Based Apparel website goes offline after malware attack targeting crypto wallets

15 hours ago 3



Based Apparel, the merchandise store co-founded by FBI Director Kash Patel before he took office, has been pulled offline after security researchers discovered the site was serving malware designed to steal cryptocurrency wallet credentials from visitors.

The site went dark on May 22, 2026, roughly one day after reports surfaced on X flagging the compromise. The attack specifically targeted macOS users and was capable of siphoning data from more than 200 crypto wallet browser extensions.

How the attack worked

Visitors to Based Apparel were presented with what appeared to be a legitimate Cloudflare validation check. Instead of verifying the user was human, the prompt tricked visitors into executing malicious terminal commands on their machines.

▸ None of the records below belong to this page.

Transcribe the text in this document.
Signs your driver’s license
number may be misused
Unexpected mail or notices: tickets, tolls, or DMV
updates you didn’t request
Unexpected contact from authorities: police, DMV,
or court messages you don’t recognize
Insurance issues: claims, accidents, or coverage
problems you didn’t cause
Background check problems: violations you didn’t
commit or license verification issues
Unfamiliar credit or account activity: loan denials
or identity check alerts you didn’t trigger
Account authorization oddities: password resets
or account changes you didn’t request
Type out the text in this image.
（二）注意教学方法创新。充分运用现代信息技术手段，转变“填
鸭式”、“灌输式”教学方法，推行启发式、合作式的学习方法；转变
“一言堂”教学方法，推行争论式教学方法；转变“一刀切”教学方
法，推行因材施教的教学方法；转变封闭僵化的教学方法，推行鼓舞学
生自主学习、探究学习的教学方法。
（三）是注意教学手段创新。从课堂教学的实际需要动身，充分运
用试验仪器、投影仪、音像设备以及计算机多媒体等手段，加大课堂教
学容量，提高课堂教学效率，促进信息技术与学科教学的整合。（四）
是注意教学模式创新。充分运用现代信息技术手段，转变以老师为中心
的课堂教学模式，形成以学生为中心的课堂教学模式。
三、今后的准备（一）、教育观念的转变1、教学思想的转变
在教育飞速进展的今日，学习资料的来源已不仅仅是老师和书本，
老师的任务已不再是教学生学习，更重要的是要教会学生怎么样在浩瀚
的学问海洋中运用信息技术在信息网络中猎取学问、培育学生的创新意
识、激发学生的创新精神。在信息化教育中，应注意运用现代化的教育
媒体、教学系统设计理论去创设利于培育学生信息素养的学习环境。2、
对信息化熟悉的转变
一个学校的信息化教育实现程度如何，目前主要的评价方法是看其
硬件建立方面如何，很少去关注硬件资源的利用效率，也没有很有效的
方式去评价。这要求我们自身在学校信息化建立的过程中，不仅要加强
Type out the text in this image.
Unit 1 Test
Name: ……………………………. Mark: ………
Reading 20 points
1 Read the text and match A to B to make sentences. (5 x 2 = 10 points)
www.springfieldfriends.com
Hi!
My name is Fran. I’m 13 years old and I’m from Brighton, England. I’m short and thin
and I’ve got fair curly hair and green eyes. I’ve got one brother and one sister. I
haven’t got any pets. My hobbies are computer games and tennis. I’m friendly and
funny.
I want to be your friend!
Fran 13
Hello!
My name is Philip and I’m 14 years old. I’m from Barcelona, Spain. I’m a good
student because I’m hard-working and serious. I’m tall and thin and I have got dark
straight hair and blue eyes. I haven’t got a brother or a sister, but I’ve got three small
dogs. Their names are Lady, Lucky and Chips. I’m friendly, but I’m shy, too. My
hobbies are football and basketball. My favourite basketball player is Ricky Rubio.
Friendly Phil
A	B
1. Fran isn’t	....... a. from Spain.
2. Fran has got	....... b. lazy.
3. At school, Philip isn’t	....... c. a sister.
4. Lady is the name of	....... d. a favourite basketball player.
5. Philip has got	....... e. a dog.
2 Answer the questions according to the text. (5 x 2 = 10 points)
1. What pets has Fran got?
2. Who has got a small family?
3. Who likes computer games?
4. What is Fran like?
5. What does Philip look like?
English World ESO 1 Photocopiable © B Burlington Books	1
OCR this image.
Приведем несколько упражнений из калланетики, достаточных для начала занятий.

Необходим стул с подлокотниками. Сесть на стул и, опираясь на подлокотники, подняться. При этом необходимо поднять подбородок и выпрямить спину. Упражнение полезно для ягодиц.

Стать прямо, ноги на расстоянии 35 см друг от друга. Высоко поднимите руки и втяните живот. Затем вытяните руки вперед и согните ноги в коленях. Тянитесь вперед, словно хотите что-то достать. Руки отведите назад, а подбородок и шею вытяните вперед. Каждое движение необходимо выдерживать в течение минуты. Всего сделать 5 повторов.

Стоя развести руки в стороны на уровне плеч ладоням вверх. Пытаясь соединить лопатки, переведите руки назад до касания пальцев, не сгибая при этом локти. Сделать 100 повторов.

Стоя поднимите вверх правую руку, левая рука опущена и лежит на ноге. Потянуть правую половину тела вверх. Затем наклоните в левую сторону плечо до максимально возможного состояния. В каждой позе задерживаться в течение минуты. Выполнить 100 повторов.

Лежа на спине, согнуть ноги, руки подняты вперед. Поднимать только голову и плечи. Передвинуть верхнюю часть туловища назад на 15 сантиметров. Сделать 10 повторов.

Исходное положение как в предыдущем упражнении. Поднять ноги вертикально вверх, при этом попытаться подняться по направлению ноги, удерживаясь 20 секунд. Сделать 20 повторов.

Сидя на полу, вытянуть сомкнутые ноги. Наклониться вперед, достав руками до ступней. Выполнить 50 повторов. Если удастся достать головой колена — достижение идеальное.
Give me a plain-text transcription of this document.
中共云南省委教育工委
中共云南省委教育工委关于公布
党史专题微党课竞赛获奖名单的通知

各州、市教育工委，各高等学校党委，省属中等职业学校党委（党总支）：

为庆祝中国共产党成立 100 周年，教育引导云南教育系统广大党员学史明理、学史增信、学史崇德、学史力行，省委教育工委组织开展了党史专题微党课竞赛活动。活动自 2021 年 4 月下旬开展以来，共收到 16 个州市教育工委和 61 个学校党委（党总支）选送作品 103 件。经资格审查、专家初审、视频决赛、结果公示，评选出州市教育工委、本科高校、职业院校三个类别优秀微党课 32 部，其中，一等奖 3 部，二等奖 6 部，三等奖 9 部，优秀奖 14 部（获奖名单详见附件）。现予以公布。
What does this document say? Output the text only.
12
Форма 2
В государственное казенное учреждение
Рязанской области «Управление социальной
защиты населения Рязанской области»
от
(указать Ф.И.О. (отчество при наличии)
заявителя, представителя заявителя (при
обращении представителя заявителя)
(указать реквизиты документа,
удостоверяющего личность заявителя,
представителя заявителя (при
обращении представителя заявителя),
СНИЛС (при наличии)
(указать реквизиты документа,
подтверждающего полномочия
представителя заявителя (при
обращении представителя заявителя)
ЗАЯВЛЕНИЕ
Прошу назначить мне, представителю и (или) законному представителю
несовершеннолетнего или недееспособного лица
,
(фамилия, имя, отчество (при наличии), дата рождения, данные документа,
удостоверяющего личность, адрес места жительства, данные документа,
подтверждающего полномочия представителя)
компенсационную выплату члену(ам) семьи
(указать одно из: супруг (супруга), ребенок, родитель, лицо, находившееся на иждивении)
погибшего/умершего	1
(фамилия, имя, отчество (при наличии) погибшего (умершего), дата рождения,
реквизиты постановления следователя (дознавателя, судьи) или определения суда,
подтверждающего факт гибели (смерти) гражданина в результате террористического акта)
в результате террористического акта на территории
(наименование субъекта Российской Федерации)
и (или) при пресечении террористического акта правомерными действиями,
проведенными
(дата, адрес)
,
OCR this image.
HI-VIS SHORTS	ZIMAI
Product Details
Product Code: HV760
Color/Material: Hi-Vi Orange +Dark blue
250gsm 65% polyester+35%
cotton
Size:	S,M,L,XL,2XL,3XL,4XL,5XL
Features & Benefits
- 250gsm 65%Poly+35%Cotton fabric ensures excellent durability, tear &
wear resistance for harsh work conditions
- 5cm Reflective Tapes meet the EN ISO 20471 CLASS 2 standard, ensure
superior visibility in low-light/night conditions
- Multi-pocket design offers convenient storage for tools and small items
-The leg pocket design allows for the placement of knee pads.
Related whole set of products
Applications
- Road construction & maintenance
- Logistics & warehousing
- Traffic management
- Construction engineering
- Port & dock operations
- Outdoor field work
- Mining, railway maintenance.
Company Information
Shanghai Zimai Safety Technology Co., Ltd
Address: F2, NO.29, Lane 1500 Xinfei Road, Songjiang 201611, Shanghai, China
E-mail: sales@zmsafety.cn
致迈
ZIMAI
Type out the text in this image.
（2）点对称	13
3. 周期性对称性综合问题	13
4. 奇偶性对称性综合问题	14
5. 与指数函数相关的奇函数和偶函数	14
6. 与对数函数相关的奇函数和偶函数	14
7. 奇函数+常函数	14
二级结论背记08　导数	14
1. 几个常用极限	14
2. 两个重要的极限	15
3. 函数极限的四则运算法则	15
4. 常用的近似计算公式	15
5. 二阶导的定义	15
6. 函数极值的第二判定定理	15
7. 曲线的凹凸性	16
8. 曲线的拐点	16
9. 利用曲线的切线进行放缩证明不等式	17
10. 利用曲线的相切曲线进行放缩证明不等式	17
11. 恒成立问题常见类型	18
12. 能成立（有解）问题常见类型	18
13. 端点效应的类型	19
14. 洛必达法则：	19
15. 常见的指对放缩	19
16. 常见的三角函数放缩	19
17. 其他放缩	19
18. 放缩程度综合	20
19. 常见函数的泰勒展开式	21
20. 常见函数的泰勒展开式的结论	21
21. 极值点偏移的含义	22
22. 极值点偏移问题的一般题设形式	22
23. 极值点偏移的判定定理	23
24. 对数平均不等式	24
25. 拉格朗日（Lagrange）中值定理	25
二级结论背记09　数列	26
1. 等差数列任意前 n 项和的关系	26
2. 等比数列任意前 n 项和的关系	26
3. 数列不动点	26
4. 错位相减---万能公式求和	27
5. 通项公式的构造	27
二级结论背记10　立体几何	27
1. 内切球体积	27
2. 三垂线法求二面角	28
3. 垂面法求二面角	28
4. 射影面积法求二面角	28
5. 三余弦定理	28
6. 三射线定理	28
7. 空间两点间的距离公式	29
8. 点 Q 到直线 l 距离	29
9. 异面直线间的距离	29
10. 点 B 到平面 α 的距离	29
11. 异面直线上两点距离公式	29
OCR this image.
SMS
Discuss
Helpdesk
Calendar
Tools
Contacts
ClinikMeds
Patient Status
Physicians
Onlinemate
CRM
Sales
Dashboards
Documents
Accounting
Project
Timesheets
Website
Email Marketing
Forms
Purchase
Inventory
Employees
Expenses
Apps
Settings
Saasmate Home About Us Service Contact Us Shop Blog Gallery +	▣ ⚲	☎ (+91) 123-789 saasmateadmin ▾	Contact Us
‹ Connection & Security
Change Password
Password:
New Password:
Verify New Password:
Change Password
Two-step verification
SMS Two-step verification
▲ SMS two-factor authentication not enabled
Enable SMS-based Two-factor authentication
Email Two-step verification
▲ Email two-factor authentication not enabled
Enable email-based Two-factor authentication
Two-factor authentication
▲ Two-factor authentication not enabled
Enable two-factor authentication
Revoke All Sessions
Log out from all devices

Once inside, the malware went to work harvesting browser credentials, session tokens, and sensitive data. The payload was particularly focused on crypto wallet browser extensions, with more than 200 different extensions in its crosshairs. MetaMask users reportedly received warnings about malicious transactions connected to their activity on the site before it was taken offline.

The malicious payload was flagged by 27 different antivirus engines on VirusTotal.

The Kash Patel connection

Based Apparel was co-founded by Patel and Andrew Ollis before his appointment as FBI Director. This is the second security breach connected to Patel in a matter of months. Back in March 2026, an Iran-linked email hack targeted his communications.

The exact number of users affected by the Based Apparel compromise hasn’t been disclosed. No specific cryptocurrency tokens or protocols were directly implicated, and dollar figures on potential losses remain unknown.

What this means for investors

The more than 200 wallet extensions targeted in this attack represent a broad cross-section of the crypto ecosystem. If you use any browser-based wallet, this is a reminder to audit your extensions, verify site authenticity before entering credentials, and treat unexpected Cloudflare-style prompts with skepticism, especially ones asking you to run terminal commands.